Petitioner filed his habeas petition after the statute of limitations. He is not
entitled to equitable tolling of the limitations period, and he has not asserted a credible
claim of actual innocence. Therefore, respondent is entitled to judgment as a matter of
law. The Court grants respondent’s motion for summary judgment and dismissal of the
habeas petition (ECF No. 6) and dismisses the habeas corpus petition (ECF No. 1) as
IV. Denying a Certificate of Appealability;
Granting Leave to Proceed In Forma Pauperis on Appeal
Before a habeas petitioner may appeal a District Court’s decision, a certificate of
appealability must issue. 28 U.S.C. § 2253(c)(1)(A); Fed. R. App. P. 22(b)(1). A
certificate of appealability may issue “only if the applicant has made a substantial
showing of the denial of a constitutional right.” 28 U.S.C. § 2253(c)(2).

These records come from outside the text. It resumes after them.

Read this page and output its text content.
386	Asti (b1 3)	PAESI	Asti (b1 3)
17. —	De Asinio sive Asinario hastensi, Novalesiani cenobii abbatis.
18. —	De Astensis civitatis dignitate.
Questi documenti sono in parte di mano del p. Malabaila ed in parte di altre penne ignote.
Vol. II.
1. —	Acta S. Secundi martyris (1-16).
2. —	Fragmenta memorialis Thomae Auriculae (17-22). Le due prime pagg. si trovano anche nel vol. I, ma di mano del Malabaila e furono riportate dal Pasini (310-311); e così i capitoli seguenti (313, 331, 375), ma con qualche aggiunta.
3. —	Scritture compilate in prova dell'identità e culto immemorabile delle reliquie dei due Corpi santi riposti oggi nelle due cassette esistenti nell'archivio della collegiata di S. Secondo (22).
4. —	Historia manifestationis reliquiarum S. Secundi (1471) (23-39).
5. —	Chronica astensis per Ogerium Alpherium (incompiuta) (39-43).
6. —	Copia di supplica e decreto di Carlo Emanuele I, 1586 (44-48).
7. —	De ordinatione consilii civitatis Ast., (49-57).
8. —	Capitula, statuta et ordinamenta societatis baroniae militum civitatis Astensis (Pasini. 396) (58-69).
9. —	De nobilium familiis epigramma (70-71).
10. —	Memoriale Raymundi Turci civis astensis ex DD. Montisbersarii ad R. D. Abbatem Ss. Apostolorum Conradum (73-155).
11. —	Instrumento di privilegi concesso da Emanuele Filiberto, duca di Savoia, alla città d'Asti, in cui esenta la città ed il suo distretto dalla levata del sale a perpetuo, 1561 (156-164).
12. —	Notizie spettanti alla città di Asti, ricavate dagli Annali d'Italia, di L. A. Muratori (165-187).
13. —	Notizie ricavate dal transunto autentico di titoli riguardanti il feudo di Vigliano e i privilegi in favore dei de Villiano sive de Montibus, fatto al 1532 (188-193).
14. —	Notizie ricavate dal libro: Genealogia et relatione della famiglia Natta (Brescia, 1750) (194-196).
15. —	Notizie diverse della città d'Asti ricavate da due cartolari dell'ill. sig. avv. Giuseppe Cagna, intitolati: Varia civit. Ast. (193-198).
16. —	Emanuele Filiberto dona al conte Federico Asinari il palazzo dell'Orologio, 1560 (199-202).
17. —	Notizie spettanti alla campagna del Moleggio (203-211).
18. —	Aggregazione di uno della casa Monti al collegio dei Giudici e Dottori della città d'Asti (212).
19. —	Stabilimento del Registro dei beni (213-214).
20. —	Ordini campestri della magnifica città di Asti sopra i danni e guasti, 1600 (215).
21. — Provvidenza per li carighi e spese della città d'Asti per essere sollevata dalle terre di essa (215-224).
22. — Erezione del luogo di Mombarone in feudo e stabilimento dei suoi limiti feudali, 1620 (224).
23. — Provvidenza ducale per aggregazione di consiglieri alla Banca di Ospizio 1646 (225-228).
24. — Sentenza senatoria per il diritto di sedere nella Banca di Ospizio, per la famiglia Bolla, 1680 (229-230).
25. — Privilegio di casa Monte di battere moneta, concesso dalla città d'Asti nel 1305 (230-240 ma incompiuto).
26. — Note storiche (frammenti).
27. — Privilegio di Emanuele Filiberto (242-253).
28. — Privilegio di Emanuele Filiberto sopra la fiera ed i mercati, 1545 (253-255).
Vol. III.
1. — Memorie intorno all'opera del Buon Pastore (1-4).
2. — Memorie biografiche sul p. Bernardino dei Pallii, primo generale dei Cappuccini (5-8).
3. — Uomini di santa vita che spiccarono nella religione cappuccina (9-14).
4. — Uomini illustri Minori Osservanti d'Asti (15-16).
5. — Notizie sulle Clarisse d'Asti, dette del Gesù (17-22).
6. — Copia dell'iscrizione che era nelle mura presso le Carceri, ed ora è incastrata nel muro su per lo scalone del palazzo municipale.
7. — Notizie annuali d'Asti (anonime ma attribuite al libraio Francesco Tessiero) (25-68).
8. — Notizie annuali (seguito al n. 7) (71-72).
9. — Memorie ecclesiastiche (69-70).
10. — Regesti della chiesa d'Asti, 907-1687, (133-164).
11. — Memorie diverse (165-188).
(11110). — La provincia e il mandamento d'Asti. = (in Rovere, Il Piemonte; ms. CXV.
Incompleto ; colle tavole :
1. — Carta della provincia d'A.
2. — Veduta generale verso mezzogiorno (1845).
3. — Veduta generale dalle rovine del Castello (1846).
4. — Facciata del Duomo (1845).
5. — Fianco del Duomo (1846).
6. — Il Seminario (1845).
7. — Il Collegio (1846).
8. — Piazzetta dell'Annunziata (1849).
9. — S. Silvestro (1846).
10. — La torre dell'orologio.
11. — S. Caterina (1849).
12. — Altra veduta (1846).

When, as here,
a district court rejects a habeas petition on procedural grounds without reaching the
merits of the petitioner’s underlying claims, the petitioner must show “that jurists of
reason would find it debatable whether the petition states a valid claim of the denial of a
constitutional right and that jurists of reason would find it debatable whether the district
court was correct in its procedural ruling.” Slack v. McDaniel, 529 U.S. 473, 484 (2000).
Reasonable jurists could not debate whether the Court’s procedural ruling is
correct. The Court therefore denies a certificate of appealability. Petitioner
nevertheless may seek a certificate of appealability from the United States Court of
Appeals for the Sixth Circuit, 28 U.S.C. § 2253(c)(1)(A); Fed. R. App. P. 22(b)(1), and
he may proceed in forma pauperis on appeal because an appeal could be taken in good
faith. 28 U.S.C. § 1915(a)(3).
Dated: September 20, 2016
s/George Caram Steeh
GEORGE CARAM STEEH
UNITED STATES DISTRICT JUDGE
CERTIFICATE OF SERVICE
Copies of this Order were served upon attorneys of record on
September 20, 2016, by electronic and/or ordinary mail and
also on Derrick Mitchell #325800, Lakeland Correctional
Facility, 141 First Street, Coldwater, MI 49036.